Tim Totten on Nostr: A few days ago, I posted that the White House has stooped to a new low, trotting out ...

A few days ago, I posted that the White House has stooped to a new low, trotting out long-proven false narratives to justify their latest attack on #Bitcoin. I didn't sufficiently provide background or citations to what they are now proposing, or why it's such bad public policy. Some friends asked for more detail, and I apologize I haven't had time to respond adequately until now.

First, President Biden signed an Executive Order that, inter alia, required the White House Office of Science and Technology Policy (OSTP) to produce a report on the climate and energy implications of crypto assets. Because Bitcoin mining is far and away the largest component of energy usage in the "crypto asset" space, we all assumed (correctly, it turns out), that this would be the primary focus.
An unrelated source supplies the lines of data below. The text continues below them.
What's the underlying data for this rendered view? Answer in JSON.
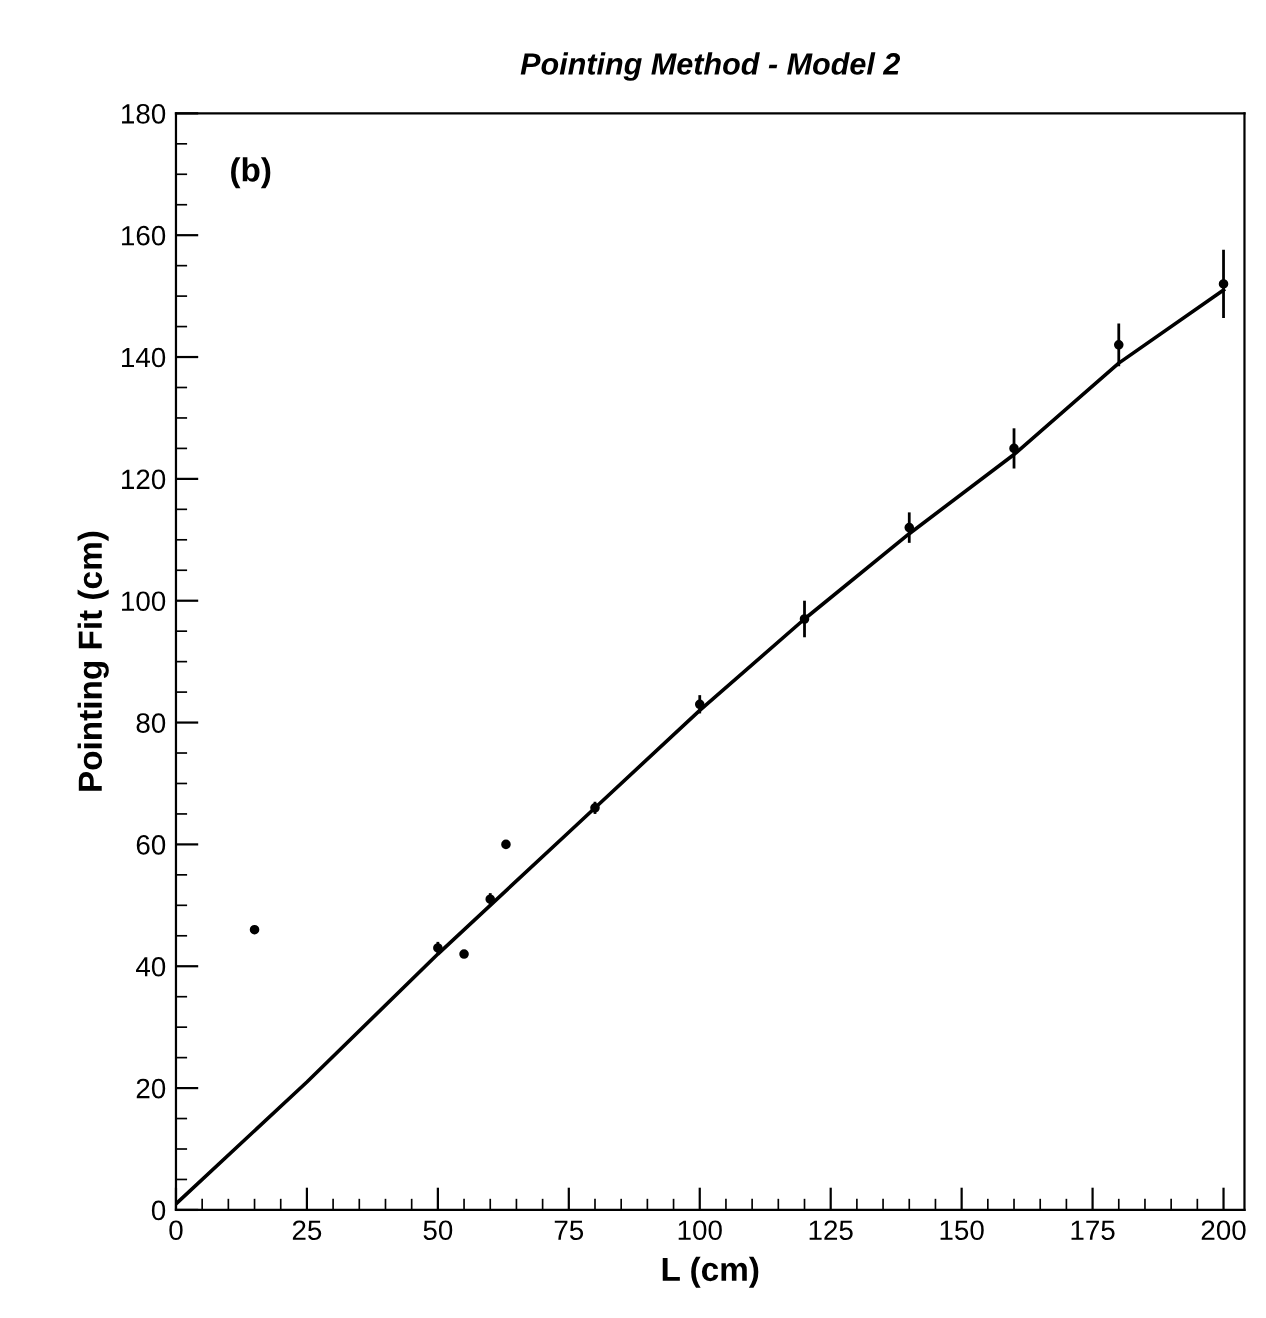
{
  "chart_data": {
    "type": "scatter",
    "title": "Pointing Method - Model 2",
    "xlabel": "L (cm)",
    "ylabel": "Pointing Fit (cm)",
    "annotations": [
      "(b)"
    ],
    "xlim": [
      0,
      204
    ],
    "ylim": [
      0,
      180
    ],
    "xticks": [
      0,
      25,
      50,
      75,
      100,
      125,
      150,
      175,
      200
    ],
    "yticks": [
      0,
      20,
      40,
      60,
      80,
      100,
      120,
      140,
      160,
      180
    ],
    "grid": false,
    "legend": false,
    "marker": "circle",
    "series": [
      {
        "color": "#000000",
        "x": [
          15,
          50,
          55,
          60,
          63,
          80,
          100,
          120,
          140,
          160,
          180,
          200
        ],
        "values": [
          46,
          43,
          42,
          51,
          60,
          66,
          83,
          97,
          112,
          125,
          142,
          152
        ],
        "errors": [
          null,
          1,
          null,
          1,
          null,
          1,
          1.5,
          3,
          2.5,
          3.3,
          3.5,
          5.6
        ]
      },
      {
        "type": "line",
        "color": "#000000",
        "marker": "none",
        "x": [
          0,
          25,
          50,
          75,
          100,
          120,
          140,
          160,
          180,
          200
        ],
        "values": [
          1,
          21,
          42,
          62,
          82,
          97,
          111,
          124,
          139,
          151
        ],
        "line_style": "solid"
      }
    ]
  }
}
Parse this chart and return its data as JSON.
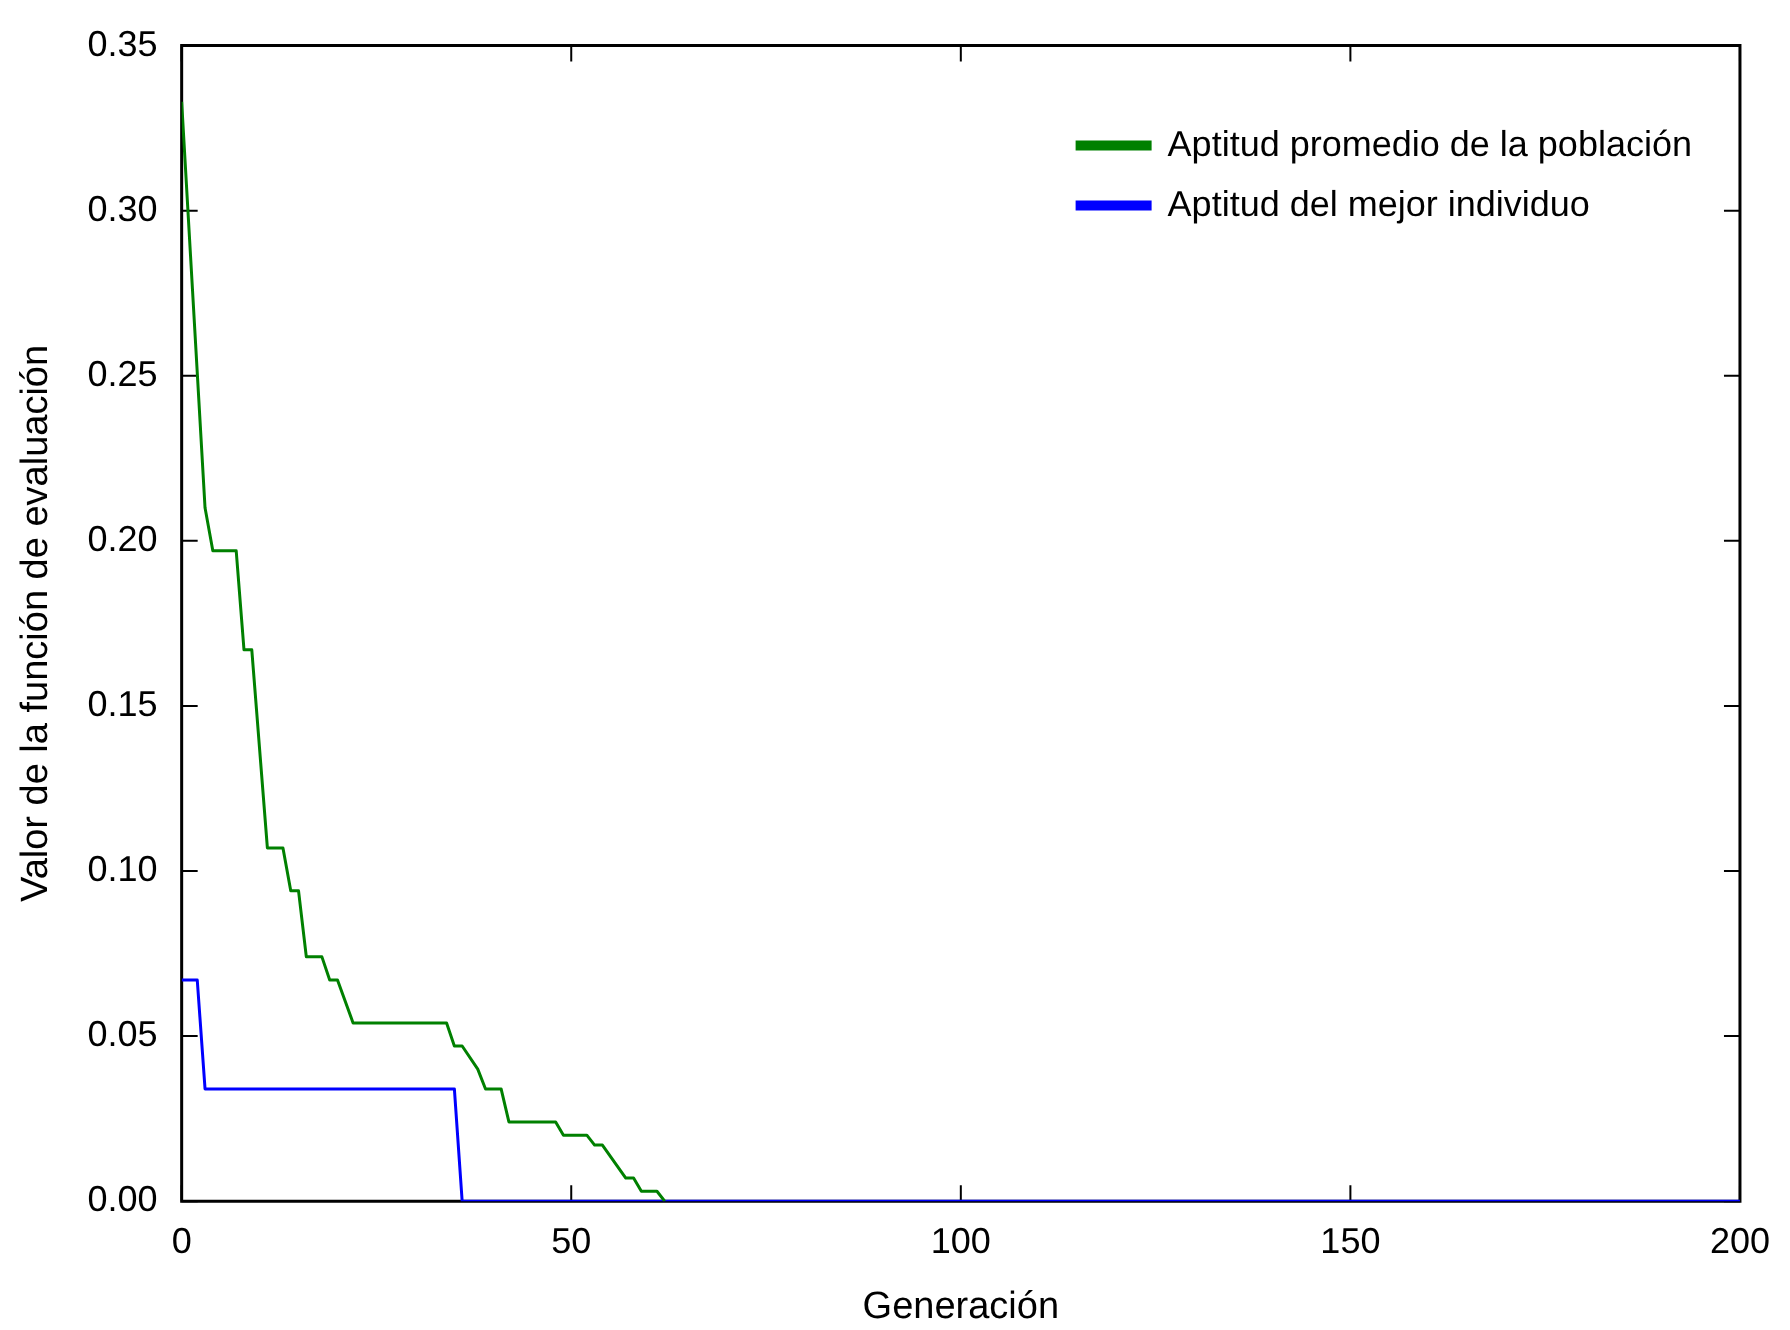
{
  "chart_data": {
    "type": "line",
    "xlabel": "Generación",
    "ylabel": "Valor de la función de evaluación",
    "xlim": [
      0,
      200
    ],
    "xticks": [
      0,
      50,
      100,
      150,
      200
    ],
    "ylim": [
      0,
      0.35
    ],
    "yticks": [
      {
        "value": 0,
        "label": "0.00"
      },
      0.05,
      {
        "value": 0.1,
        "label": "0.10"
      },
      0.15,
      {
        "value": 0.2,
        "label": "0.20"
      },
      0.25,
      {
        "value": 0.3,
        "label": "0.30"
      },
      0.35
    ],
    "grid": false,
    "legend": "top right",
    "marker": "none",
    "line_style": "solid",
    "series": [
      {
        "name": "Aptitud promedio de la población",
        "color": "#008000",
        "x": [
          0,
          3,
          4,
          7,
          8,
          9,
          11,
          13,
          14,
          15,
          16,
          18,
          19,
          20,
          22,
          34,
          35,
          36,
          38,
          39,
          41,
          42,
          48,
          49,
          52,
          53,
          54,
          57,
          58,
          59,
          61,
          62
        ],
        "values": [
          0.333,
          0.21,
          0.197,
          0.197,
          0.167,
          0.167,
          0.107,
          0.107,
          0.094,
          0.094,
          0.074,
          0.074,
          0.067,
          0.067,
          0.054,
          0.054,
          0.047,
          0.047,
          0.04,
          0.034,
          0.034,
          0.024,
          0.024,
          0.02,
          0.02,
          0.017,
          0.017,
          0.007,
          0.007,
          0.003,
          0.003,
          0
        ]
      },
      {
        "name": "Aptitud del mejor individuo",
        "color": "#0000ff",
        "x": [
          0,
          2,
          3,
          35,
          36,
          200
        ],
        "values": [
          0.067,
          0.067,
          0.034,
          0.034,
          0,
          0
        ]
      }
    ]
  }
}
So OSTP dutifully dug in and began uncovering all the available research on this topic. They met with lots of experts and "experts" covering every angle. This included quite a few experts who were able to document serious, even fatal, flaws in much of the research. Sadly they didn't do any actual work on their own (which is critically needed if we're going to maximize the effectiveness of public policy).

In any case, OSTP published their report here:

https://www.whitehouse.gov/wp-content/uploads/2022/09/09-2022-Crypto-Assets-and-Climate-Report.pdf

The report ended up being a ridiculously bad hit piece. It was very clear that OSTP had been told in advance what conclusions to come to, and in order to reach those false conclusions, they had to rely almost entirely on the results of previous non-academic, biased studies that have been completely debunked. The data are wrong. The narratives are complete nonsense. The "resesrch" completely fails to meet any minimal standard of academic rigor. And OSTP was shown this repeatedly. Yet they completely ignored all the real evidence, and based their conclusions entirely on the fatally flawed work that could be used to support the political narrative they were told to support.
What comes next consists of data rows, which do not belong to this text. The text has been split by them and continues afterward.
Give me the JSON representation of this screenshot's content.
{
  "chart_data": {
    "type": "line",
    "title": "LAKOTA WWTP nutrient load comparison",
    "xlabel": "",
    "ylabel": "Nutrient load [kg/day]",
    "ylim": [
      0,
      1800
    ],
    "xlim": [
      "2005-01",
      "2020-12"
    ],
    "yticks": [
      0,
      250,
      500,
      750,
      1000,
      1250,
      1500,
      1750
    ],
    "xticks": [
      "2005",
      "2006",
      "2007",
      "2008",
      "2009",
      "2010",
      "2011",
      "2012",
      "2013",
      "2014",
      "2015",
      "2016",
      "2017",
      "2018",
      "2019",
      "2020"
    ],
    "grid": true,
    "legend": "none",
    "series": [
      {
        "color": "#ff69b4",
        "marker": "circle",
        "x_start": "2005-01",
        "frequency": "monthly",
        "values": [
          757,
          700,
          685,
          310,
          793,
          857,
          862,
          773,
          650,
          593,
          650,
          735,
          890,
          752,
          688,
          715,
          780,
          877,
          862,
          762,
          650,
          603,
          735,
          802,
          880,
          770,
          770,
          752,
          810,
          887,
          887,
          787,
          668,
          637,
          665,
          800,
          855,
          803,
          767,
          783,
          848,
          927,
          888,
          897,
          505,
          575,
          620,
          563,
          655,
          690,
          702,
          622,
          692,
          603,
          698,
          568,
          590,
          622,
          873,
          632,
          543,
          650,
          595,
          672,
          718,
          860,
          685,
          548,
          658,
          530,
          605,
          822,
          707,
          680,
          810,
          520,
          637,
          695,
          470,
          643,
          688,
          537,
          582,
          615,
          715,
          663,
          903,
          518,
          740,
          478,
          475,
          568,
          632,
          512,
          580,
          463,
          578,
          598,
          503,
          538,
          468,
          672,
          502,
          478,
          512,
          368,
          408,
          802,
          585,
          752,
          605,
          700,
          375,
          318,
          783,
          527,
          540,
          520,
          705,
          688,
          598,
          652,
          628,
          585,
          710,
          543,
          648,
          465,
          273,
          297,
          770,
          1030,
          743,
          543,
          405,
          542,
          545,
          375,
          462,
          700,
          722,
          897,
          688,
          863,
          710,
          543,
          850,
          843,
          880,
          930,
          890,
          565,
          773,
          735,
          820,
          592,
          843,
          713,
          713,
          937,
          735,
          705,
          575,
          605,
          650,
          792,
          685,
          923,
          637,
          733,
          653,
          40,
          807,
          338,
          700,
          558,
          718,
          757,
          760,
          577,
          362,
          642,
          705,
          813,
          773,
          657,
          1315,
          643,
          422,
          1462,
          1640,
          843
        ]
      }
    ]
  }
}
And that political narrative is VERY bad for the United States. Not just a neutral thing, but outright damaging to the country. Nic Carter does a great job of explaining all this here, while completely destroying the OSTP report:

https://medium.com/@nic__carter/comments-on-the-white-house-report-on-the-climate-implications-of-crypto-mining-8d65d30ec942

Now cut to budget fight season, and the White House doubled down on all the false narratives and predictably announced their completely ridiculous new proposed "DAME tax" on Bitcoin mining:

https://www.whitehouse.gov/cea/written-materials/2023/05/02/cost-of-cryptomining-dame-tax/

[As a side note, how did no one get fired for that ridiculously bad name? I mean I thought that word had been canceled in English, and the meaning in both Spanish and Japanese is hilarious in this context.]

Anyway, this is what spurred my post last week. I wish I could attribute this proposed tax to ignorance. But the White House has repeatedly been shown the falsity of their narratives on this topic. In fact, the tax policy they propose will clearly achieve the EXACT OPPOSITE OF their stated objectives.
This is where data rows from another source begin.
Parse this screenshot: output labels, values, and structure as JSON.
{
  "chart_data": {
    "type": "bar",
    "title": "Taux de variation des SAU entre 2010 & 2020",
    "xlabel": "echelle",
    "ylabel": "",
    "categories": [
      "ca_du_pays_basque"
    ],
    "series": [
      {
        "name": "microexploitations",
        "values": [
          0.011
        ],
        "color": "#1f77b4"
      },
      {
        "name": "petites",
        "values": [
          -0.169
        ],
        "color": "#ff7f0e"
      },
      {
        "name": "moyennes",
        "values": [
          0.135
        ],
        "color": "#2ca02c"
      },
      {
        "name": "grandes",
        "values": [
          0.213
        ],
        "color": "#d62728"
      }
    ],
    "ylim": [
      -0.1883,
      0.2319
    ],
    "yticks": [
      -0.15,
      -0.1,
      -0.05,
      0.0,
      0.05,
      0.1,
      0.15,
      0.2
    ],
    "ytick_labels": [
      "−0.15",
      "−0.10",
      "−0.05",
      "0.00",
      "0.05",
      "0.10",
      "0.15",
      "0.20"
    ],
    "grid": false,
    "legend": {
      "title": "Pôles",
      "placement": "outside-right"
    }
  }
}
So I can only conclude they are intentionally peddling this false drivel only to justify a political object that is very different from the made-up objectives they are claiming publicly. They have made up a fake problem, then proposed a fake solution that apparently targets some different goal.

Here is a good rebuttal of the DAME tax that covers all this much better:

https://www.coindesk.com/consensus-magazine/2023/05/11/the-white-houses-bitcoin-mining-tax-undermines-itself/

At this point, I'll leave it for the reader to do his/her own further homework. Or don't. That's what the White House would prefer.